Epsilon: 0.05 - Adversarial Accuracy: 0.7112.

Epsilon: 0.10 - Adversarial Accuracy: 0.6819.

Epsilon: 0.15 - Adversarial Accuracy: 0.6399.

Epsilon: 0.20 - Adversarial Accuracy: 0.5905.

Figure 7 displays the model’s performance under Adversarial data. The model also shows steep decline in accuracy when faced with adversarial FGSM attack.

Fig. 7
figure 7

Model Robustness to FGSM Attack.

With PGD method, the parameters used are alpha = 0.005 and with iteration value = 10, epsilon values ranging from 0.0 to 0.2.

Clean Accuracy: 0.7477.

Epsilon: 0.00 - PGD Adversarial Accuracy: 0.6563.

Epsilon: 0.01 - PGD Adversarial Accuracy: 0.6563.

Epsilon: 0.05 - PGD Adversarial Accuracy: 0.6563.

Epsilon: 0.10 - PGD Adversarial Accuracy: 0.6527.

Epsilon: 0.15 - PGD Adversarial Accuracy: 0.6490.

Epsilon: 0.20 - PGD Adversarial Accuracy: 0.6472.

Figure 8 displays the model’s performance under Adversarial data. The model also shows steady decline in accuracy when faced with adversarial PGD attack.

Fig. 8
figure 8

Model Robustness to PGD attack.

Figure 9 demonstrates the Random forest model, tested for adversarial accuracy which exhibits 98% accuracy before the attack, and suffers severely when considering epsilon values 0.1, alpha = 0.01 and accuracy dropping to 0.4095.

Fig. 9
figure 9

Random forest accuracy.

Table 5 shows the adversarial training on Random Forest and Simple Neural Network. We can see that machine learning models are too vulnerable and susceptible to misclassification. With clean accuracy, we might think the model is giving good accuracy but in terms of robustness of the model to check the security aspect using adversarial example, it affects severely. For Simple neural network model even though the accuracy is 74% as compared to 98%. It can withstand attacks with FGSM and PGD, even though the accuracy is dropped it does not further decrease.

Table 5 FGSM and PGD attacks after adversarial training.
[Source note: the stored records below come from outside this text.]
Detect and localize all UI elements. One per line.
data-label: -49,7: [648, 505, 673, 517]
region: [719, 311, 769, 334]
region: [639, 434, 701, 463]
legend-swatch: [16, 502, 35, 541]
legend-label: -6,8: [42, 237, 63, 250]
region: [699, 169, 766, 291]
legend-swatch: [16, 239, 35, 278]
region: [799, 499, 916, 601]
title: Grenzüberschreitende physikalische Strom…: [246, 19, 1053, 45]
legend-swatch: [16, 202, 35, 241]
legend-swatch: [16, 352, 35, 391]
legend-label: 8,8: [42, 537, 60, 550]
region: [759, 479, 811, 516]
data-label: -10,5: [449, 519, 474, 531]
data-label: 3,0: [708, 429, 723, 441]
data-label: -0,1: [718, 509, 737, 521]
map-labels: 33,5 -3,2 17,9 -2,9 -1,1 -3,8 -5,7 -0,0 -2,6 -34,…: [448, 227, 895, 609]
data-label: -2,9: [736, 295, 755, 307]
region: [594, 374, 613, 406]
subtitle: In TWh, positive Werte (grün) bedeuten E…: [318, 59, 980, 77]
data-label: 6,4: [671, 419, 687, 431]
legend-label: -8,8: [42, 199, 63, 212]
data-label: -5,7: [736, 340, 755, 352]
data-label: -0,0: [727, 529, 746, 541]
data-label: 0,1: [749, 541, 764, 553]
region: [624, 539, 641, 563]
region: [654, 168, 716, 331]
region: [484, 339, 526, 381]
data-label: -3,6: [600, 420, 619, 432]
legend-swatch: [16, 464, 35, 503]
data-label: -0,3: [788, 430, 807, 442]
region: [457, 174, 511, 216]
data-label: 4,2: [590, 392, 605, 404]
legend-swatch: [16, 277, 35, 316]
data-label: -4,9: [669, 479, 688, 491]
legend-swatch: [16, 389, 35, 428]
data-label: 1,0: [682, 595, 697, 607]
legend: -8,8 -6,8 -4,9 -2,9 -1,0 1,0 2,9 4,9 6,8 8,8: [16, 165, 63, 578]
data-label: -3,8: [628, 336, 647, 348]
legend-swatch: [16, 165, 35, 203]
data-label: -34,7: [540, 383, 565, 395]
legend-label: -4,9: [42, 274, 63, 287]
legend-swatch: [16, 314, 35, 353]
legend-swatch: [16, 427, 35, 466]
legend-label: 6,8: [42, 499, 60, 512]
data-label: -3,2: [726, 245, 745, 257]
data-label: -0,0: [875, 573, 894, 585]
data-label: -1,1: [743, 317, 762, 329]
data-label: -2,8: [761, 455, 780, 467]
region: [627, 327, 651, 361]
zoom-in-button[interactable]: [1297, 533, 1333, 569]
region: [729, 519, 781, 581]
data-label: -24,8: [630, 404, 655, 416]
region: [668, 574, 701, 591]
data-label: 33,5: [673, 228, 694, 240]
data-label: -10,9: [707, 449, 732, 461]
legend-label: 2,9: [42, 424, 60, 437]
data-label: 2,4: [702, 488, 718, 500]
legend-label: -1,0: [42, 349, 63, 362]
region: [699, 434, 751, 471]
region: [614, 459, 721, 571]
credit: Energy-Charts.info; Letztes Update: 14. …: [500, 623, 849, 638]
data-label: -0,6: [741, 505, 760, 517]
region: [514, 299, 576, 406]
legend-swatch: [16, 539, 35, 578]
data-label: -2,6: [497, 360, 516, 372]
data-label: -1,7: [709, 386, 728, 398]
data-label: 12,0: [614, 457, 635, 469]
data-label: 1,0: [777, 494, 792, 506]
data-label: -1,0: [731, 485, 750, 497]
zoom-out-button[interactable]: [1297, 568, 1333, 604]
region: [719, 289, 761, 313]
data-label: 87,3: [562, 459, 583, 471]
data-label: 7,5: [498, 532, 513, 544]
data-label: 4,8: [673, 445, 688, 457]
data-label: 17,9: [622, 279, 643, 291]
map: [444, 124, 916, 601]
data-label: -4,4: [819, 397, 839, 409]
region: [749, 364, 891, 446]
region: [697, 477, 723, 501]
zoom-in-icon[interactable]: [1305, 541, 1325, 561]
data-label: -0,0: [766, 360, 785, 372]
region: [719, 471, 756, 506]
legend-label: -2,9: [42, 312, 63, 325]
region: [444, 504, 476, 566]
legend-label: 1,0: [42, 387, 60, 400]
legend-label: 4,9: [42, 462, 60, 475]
The observed value from the Table 4, shows decline in model performance under adversarial conditions. In practical scenario, machine learning models are often relied upon to provide early warnings about contamination or unsafe water conditions. However, the susceptibility of these models to small, malicious or naturally occurring perturbations can lead to misclassifications and labelling unsafe water.

The vulnerabilities can cause delaying response to waterborne disease outbreaks for public at large, misguiding water treatment protocols and producing unreliable analysis reports. For example, if a model under adversarial influence misclassifies high coliform levels as safe, it could result in contaminated water being distributed without adequate treatment, increasing the risk of water borne diseases.

Furthermore, when we rely on ML predictions, the drop in performance under adversarial attack highlights the need for robust mechanisms such as adversarial training. These insights stress the urgency of incorporating security-aware AI designs in water monitoring infrastructure to ensure consistent and trustworthy decision-making in critical environmental health applications.

Conclusion

This study has demonstrated the importance of advanced analytical techniques in water quality assessment and pathogen detection. An epidemiological survey was conducted where Stratified random sampling was used to ensure representation from both urban and rural areas with varying water access. Through machine learning models, particularly Random Forest and Bagging Classifier, exhibit good performance along with MLP and Tab Net, while MLP yielded better results as compared to Tab Net which lowered the performance. To gain insight into the model trained, we were able to use Explainable AI with the Machine learning model to learn about the features that dominate the parameters leading to waterborne diseases. The findings emphasize the urgent need for robust water monitoring systems to prevent disease outbreaks and improve water management practices.

We have also demonstrated the robustness of the model with adversarial training using FGSM and PGD attacks, models affect severely with Random Forest model but withstand the attacks with Simple neural network model. Future research can be extended by incorporating stronger robust model sustaining smallest change in the input perturbations and does not cause the model to suffer. This will help the healthcare practitioner to safeguard against such attacks.